A global TB case detection decreased by an average 25 per cent over three months – causing a serious setback to WHO’s End TB Strategy.
The theme of World TB Day 2021 is ‘The Clock is Ticking.’ It conveys the sense that the world is running out of time to act on the commitments made by global leaders to end TB.
In light of today, Dr Tereza Kasaeva, Director of WHO’s Global TB Program has said:
“We are running out of time to fulfill global commitments to end TB. Even as we battle Covid-19, we must not ease up the fight against TB, but redouble efforts to save more lives and end suffering.” She continues to say, “We need political will and accountability, financial resources, engagement from all sectors, and community ownership, and we need this now. The clock is ticking!”
There is now a new National Strategic Plan 2020-2025 put in place with ambitious ideas endorsed by the Government of India. The financial resources for TB control are to be doubled, the new diagnostic tool (CB-NAAT) is to be distributed along with two new drugs (bedaquiline and delamanid) scheduled for broader rollout. Also, all patients with HIV are to be tested for TB.

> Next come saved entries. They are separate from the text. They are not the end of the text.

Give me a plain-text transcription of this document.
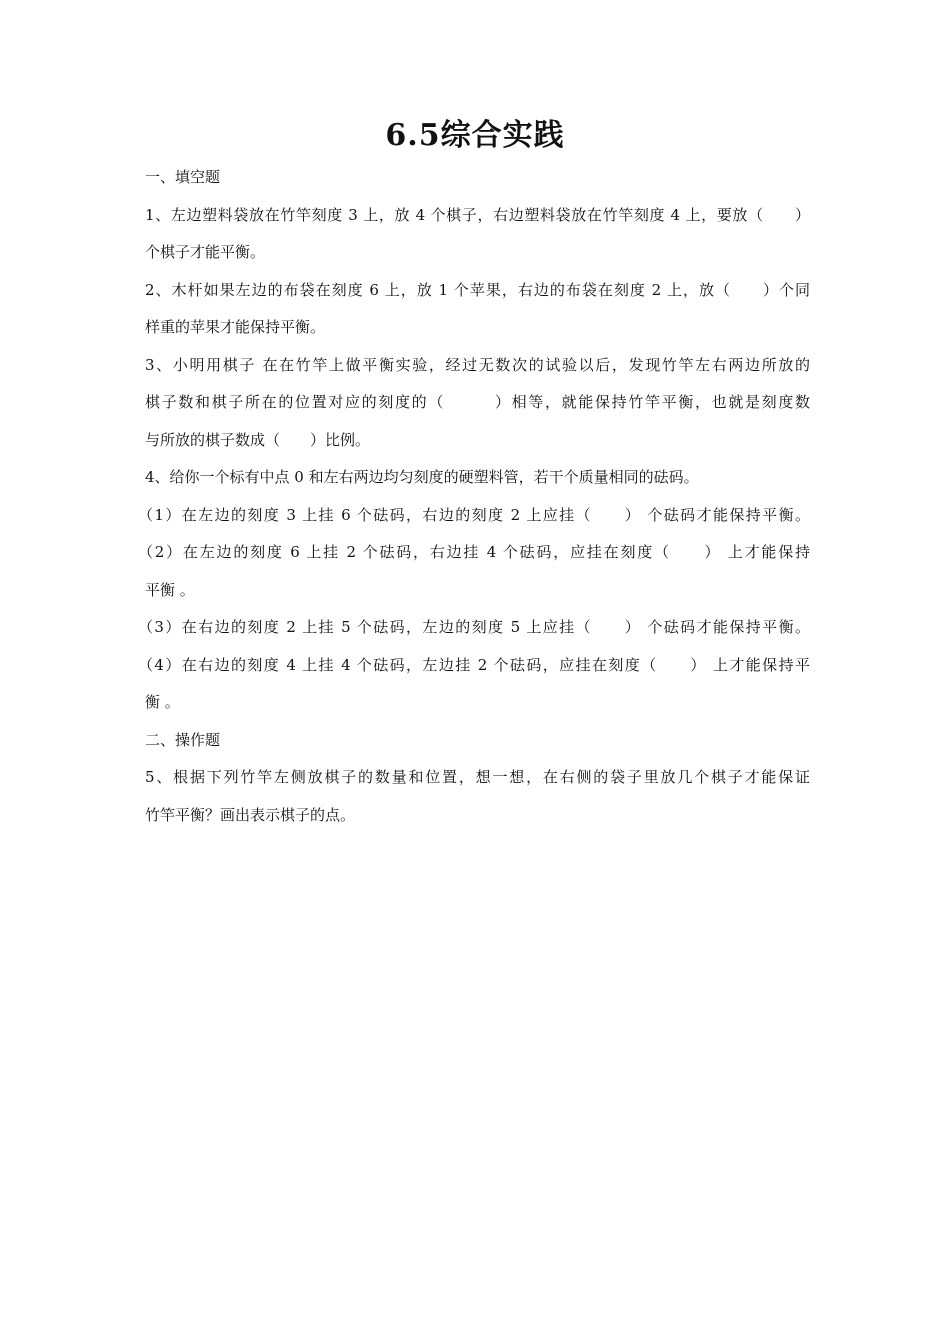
6.5综合实践
一、填空题
1、左边塑料袋放在竹竿刻度 3 上，放 4 个棋子，右边塑料袋放在竹竿刻度 4 上，要放（　　）
个棋子才能平衡。
2、木杆如果左边的布袋在刻度 6 上，放 1 个苹果，右边的布袋在刻度 2 上，放（　　）个同
样重的苹果才能保持平衡。
3、小明用棋子 在在竹竿上做平衡实验，经过无数次的试验以后，发现竹竿左右两边所放的
棋子数和棋子所在的位置对应的刻度的（　　　）相等，就能保持竹竿平衡，也就是刻度数
与所放的棋子数成（　　）比例。
4、给你一个标有中点 0 和左右两边均匀刻度的硬塑料管，若干个质量相同的砝码。
（1）在左边的刻度 3 上挂 6 个砝码，右边的刻度 2 上应挂（　　） 个砝码才能保持平衡。
（2）在左边的刻度 6 上挂 2 个砝码，右边挂 4 个砝码，应挂在刻度（　　） 上才能保持
平衡 。
（3）在右边的刻度 2 上挂 5 个砝码，左边的刻度 5 上应挂（　　） 个砝码才能保持平衡。
（4）在右边的刻度 4 上挂 4 个砝码，左边挂 2 个砝码，应挂在刻度（　　） 上才能保持平
衡 。
二、操作题
5、根据下列竹竿左侧放棋子的数量和位置，想一想，在右侧的袋子里放几个棋子才能保证
竹竿平衡？画出表示棋子的点。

“We as a nation, need to come together to fight tuberculosis and the stigma surrounding it so that every TB patient can seek care with dignity and without discrimination. The community must act as a wellspring of support and comfort for a patient,” says Dr Harsh Vardhan, Union Minister for Health and Family, released in the Annual TB Report of 2020.
This Report also highlighted that India is still on-track to achieve their target of eliminating TB by the year 2025, five years prior to the global target set by the UN.
Do your bit, be aware of this silent killer and advocate its importance. Let’s come together to put an end to TB.